他方、欧米では、金融政策において緩和策が維持されているが、財政政策においては、金融危機と景気後退により急速に悪化した財政状況を背景に、財政健全化に向けた議論が開始されている。
アメリカでは、金融政策については、08年12月にフェデラル・ファンド・レート(FFレート)を0〜0.25%にまで引き下げ、その後もその異例の低水準を維持している。他方、財政政策については、2015年度基礎的財政収支均衡に向けた超党派国家委員会を設立するなど、財政再建に向けた検討が始まっている。

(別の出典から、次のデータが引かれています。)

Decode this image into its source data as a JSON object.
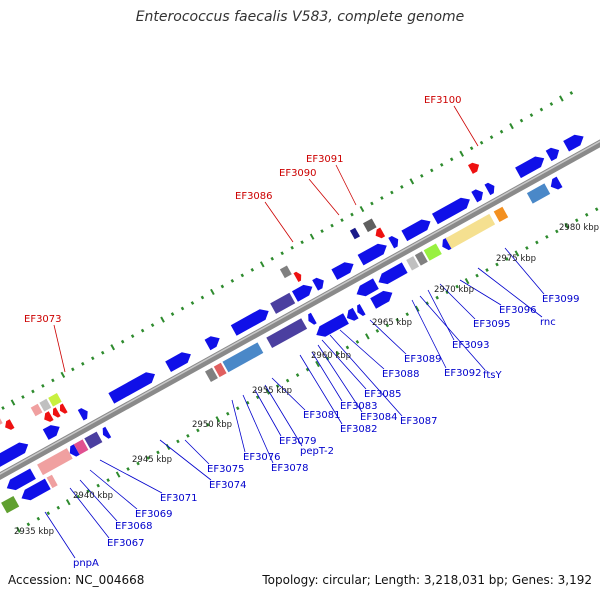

ヨーロッパでは、金融政策については、ECBは09年5月に1.25%から1.0%に、BOEは09年3月に1.0%から0.5%に政策金利を引き下げた後、据え置いており、異例の低水準を維持している。これに対して、財政政策については、多くの国で安定成長協定に定める財政赤字、政府債務残高の基準を超過していることを踏まえ、09年11月、欧州委員会が各国の財政再建の目標及び時期を示し、遅くとも11年に、大多数の国では2010年から財政再建に取り組むこととしている。しかしながら、世界金融危機発生後、各国で実施された自動車買換え支援策が09年秋から終了ないし縮小した後、その反動が大きく現れるなど景気は依然厳しい状況にあることから、財政再建の取組は困難を伴うものと考えられる。